Remote monitoring of patients with heart failure

Added June 25, 2020

Citation: Bashi N, Karunanithi M, Fatehi F, et al. Remote monitoring of patients with heart failure: an overview of systematic reviews. Journal of medical Internet research. 2017;19(1):e18.

What is this? The COVID-19 pandemic is placing a strain on healthcare services, healthcare workers and patients. Existing research on remote patient monitoring of conditions such as heart failure might provide useful information for policy makers.

In this overview of systematic reviews, the authors searched for systematic reviews that assessed the effects of remote patient monitoring for patients with heart failure.
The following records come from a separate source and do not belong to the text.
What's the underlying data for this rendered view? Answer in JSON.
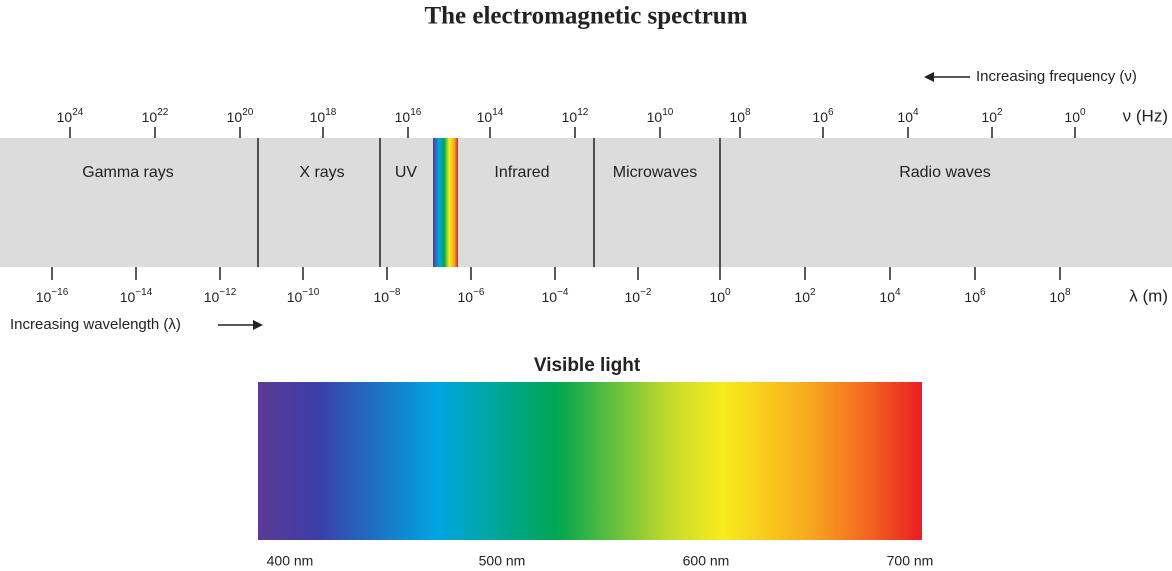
{
  "title": "The electromagnetic spectrum",
  "frequency": {
    "direction_label": "Increasing frequency (ν)",
    "unit_label": "ν (Hz)",
    "ticks": [
      {
        "base": "10",
        "exp": "24"
      },
      {
        "base": "10",
        "exp": "22"
      },
      {
        "base": "10",
        "exp": "20"
      },
      {
        "base": "10",
        "exp": "18"
      },
      {
        "base": "10",
        "exp": "16"
      },
      {
        "base": "10",
        "exp": "14"
      },
      {
        "base": "10",
        "exp": "12"
      },
      {
        "base": "10",
        "exp": "10"
      },
      {
        "base": "10",
        "exp": "8"
      },
      {
        "base": "10",
        "exp": "6"
      },
      {
        "base": "10",
        "exp": "4"
      },
      {
        "base": "10",
        "exp": "2"
      },
      {
        "base": "10",
        "exp": "0"
      }
    ]
  },
  "bands": [
    "Gamma rays",
    "X rays",
    "UV",
    "Infrared",
    "Microwaves",
    "Radio waves"
  ],
  "wavelength": {
    "direction_label": "Increasing wavelength (λ)",
    "unit_label": "λ (m)",
    "ticks": [
      {
        "base": "10",
        "exp": "−16"
      },
      {
        "base": "10",
        "exp": "−14"
      },
      {
        "base": "10",
        "exp": "−12"
      },
      {
        "base": "10",
        "exp": "−10"
      },
      {
        "base": "10",
        "exp": "−8"
      },
      {
        "base": "10",
        "exp": "−6"
      },
      {
        "base": "10",
        "exp": "−4"
      },
      {
        "base": "10",
        "exp": "−2"
      },
      {
        "base": "10",
        "exp": "0"
      },
      {
        "base": "10",
        "exp": "2"
      },
      {
        "base": "10",
        "exp": "4"
      },
      {
        "base": "10",
        "exp": "6"
      },
      {
        "base": "10",
        "exp": "8"
      }
    ]
  },
  "visible": {
    "title": "Visible light",
    "labels": [
      "400 nm",
      "500 nm",
      "600 nm",
      "700 nm"
    ]
  }
}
They restricted their searches to articles published in English since 2005 and did the search in 2015. They included 19 systematic reviews.
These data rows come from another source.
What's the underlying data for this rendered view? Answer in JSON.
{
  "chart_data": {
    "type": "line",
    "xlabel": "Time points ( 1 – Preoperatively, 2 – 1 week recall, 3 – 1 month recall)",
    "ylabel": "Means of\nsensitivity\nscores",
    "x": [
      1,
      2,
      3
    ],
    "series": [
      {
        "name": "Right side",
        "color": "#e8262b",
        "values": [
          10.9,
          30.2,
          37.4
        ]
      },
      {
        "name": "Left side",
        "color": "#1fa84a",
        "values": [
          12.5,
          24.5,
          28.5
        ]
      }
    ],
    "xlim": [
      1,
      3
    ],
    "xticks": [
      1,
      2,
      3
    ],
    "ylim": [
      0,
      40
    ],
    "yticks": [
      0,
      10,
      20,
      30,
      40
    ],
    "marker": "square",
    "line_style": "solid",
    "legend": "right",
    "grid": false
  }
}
What works: Telemonitoring and home telehealth appear equally effective in reducing heart failure rehospitalization and mortality.

What doesn’t work: Telehealth interventions do not appear to have any effect on knowledge and self-care. 
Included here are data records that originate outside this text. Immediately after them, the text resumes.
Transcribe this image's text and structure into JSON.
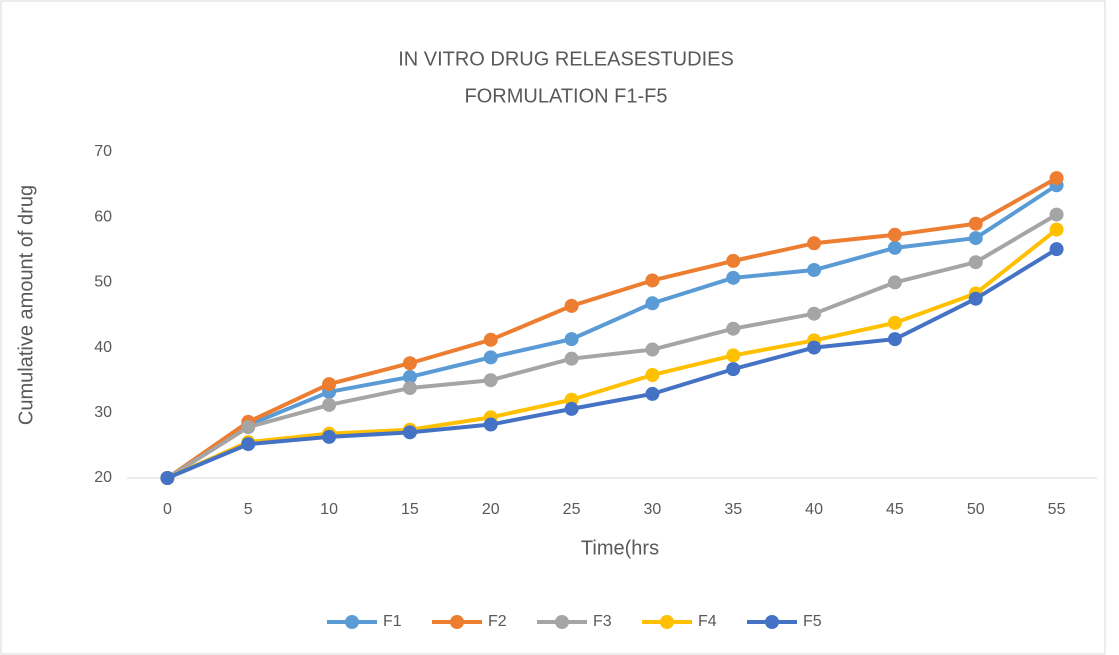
{
  "chart_data": {
    "type": "line",
    "title": [
      "IN VITRO DRUG RELEASESTUDIES",
      "FORMULATION F1-F5"
    ],
    "x_label": "Time(hrs",
    "y_label": "Cumulative amount of drug",
    "categories": [
      "0",
      "5",
      "10",
      "15",
      "20",
      "25",
      "30",
      "35",
      "40",
      "45",
      "50",
      "55"
    ],
    "ylim": [
      20,
      70
    ],
    "yticks": [
      20,
      30,
      40,
      50,
      60,
      70
    ],
    "grid": false,
    "legend": "bottom",
    "series": [
      {
        "name": "F1",
        "color": "#5b9bd5",
        "values": [
          20,
          28.1,
          33.2,
          35.5,
          38.5,
          41.3,
          46.8,
          50.7,
          51.9,
          55.3,
          56.8,
          64.9
        ]
      },
      {
        "name": "F2",
        "color": "#ed7d31",
        "values": [
          20,
          28.6,
          34.4,
          37.6,
          41.2,
          46.4,
          50.3,
          53.3,
          56,
          57.3,
          59,
          66
        ]
      },
      {
        "name": "F3",
        "color": "#a5a5a5",
        "values": [
          20,
          27.8,
          31.2,
          33.8,
          35,
          38.3,
          39.7,
          42.9,
          45.2,
          50,
          53.1,
          60.4
        ]
      },
      {
        "name": "F4",
        "color": "#ffc000",
        "values": [
          20,
          25.5,
          26.8,
          27.4,
          29.3,
          32,
          35.8,
          38.8,
          41.1,
          43.8,
          48.3,
          58.1
        ]
      },
      {
        "name": "F5",
        "color": "#4472c4",
        "values": [
          20,
          25.2,
          26.3,
          27,
          28.2,
          30.6,
          32.9,
          36.7,
          40,
          41.3,
          47.5,
          55.1
        ]
      }
    ]
  }
}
What’s uncertain: At the time of this review, the effects of videoconferencing or mobile phone-based monitoring on patients with heart failure were uncertain.

 

Disclaimer: This summary has been written by staff and volunteers of Evidence Aid in order to make the content of the original document accessible to decision makers who are searching for the available evidence on the coronavirus (COVID-19) but may not have the time, initially, to read the original report in full. This summary is not intended as a substitute for the medical advice of physicians, other health workers, professional associations, guideline developers, or national governments and international agencies. If readers of this summary think that the evidence that is presented within it is relevant to their decision-making they should refer to the content and details of the original article, and the advice and guidelines offered by other sources of expertise, before making decisions. Evidence Aid cannot be held responsible for any decisions made about the coronavirus (COVID-19) on the basis of this summary alone.